According to the survey, in 2015, favorability toward apps and smartphones among adult smartphone owners reached 92 percent and 97 percent, respectively. Among Millennials, this rises to 98 percent and a unanimous 100 percent. Majorities report that their devices have changed how they shop, manage their health, bank, and relax at home. And if your business involves people’s homes, health, finances, services like medicine or law, or shopping, majorities believe that greater ability to use apps would make these scenarios better.
But this raises a question: the data on enthusiasm for smartphones and apps is plain as day, and it’s practically impossible to have missed the fact that Uber—the poster child for “attacking an industry with weak mobile flanks”—has risen to a valuation greater than that of Ford or GM in just a few years,so how is it that every big company hasn’t devoted gone “all in” on creating an awesome smartphone app experience?
The processes and culture of most large companies formed in the pre-digital environment where technology-driven disruption couldn’t happen with the pace and scope now possible thanks to mobile and cloud. So the only way to avoid being shaken up by outside forces is to “shake things up” proactively—not always an easy thing to do in large enterprises.
Jenny Banner, a CEO in her own right and board member in a sector that’s ground zero for digital disruption—banking—explained these real-world dynamics at MIT’s CIO Symposium.
She describes what it’s like to be on the board of a big bank these days: “[T]oday it feels like a tech board.
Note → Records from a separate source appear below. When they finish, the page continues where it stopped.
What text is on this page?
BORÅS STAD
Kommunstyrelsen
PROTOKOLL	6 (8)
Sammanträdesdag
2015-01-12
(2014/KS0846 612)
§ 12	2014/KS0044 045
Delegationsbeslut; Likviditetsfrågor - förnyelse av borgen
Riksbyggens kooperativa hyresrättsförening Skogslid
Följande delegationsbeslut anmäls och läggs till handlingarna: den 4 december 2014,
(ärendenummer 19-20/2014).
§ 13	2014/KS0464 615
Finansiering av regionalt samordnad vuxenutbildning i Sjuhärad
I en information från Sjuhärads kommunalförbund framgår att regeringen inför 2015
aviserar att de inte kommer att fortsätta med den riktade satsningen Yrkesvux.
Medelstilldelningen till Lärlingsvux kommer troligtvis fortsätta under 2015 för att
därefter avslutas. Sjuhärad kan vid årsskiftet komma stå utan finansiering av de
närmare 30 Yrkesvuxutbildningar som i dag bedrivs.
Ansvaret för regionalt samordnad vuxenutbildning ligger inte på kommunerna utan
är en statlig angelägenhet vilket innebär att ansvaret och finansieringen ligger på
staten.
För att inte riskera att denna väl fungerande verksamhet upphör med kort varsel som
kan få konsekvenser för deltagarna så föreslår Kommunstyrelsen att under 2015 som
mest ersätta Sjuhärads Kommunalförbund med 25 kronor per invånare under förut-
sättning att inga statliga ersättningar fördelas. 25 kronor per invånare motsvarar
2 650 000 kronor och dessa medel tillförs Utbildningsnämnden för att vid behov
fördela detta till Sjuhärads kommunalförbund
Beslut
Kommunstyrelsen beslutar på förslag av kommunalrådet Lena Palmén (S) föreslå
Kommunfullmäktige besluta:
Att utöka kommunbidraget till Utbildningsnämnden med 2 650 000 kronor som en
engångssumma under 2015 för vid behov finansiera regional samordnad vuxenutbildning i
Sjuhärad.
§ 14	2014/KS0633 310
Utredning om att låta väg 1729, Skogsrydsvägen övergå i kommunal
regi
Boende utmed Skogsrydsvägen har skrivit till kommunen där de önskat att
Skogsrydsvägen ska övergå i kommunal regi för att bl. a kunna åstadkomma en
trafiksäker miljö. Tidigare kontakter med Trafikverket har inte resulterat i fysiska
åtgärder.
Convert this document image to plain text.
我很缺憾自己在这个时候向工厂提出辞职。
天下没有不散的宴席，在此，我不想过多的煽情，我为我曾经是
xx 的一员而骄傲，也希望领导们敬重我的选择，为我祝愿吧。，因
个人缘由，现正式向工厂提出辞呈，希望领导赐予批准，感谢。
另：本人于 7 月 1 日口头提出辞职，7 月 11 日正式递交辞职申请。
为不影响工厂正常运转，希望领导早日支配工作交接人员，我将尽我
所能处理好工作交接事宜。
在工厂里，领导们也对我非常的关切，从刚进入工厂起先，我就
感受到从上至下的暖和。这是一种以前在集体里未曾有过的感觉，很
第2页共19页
And it feels like one that is under siege by a thousand piranhas chipping away at various business lines and profit centers.”
On a concrete note, she continued: “Our 19 year old … asked if she had a bank account. She had her phone in her hand and she said ‘I know I have this app, but do I have a bank account?’”
Her advice on what CIOs need to do about it? “Don’t come in with 1,000 pages of PowerPoint decks and heatmaps. Come into the boardroom, put your fist down, and say, ‘There’s a war on; there’s a completely different game that’s in town, and it’s not coming from those names you have listed as your peer group’.”
To be sure, there are CIOs in large enterprises in the pole position leading digital transformation. But say these phrases in the same breath: “Global 2000 CIO” and “rabble rouser.” Traditionally those are not two things that go together.
So the secret is simple: “They’ll like smartphone apps better.” The evidence for it is clear. But the response that leaders in large enterprises must take to head off disruption—or become disruptors themselves—is likely to be break old rules and norms, and take business and technology leaders out of their comfort zones in the process.
Until that happens, that’s the open door for disruptors—and an opportunity for Global 2000 CIOs to seize. Need some inspiration? You don’t have to look any farther than one tweet showing how a fifty-plus year old company is building using smartphone apps to build its brand and business with every bit the aplomb of a digital native.
So “just do it.” You don’t need 1,000 pages of PowerPoint decks: you only need two tweets.
(Disclosure: Philips and Lego are customers of my employer, Apigee.)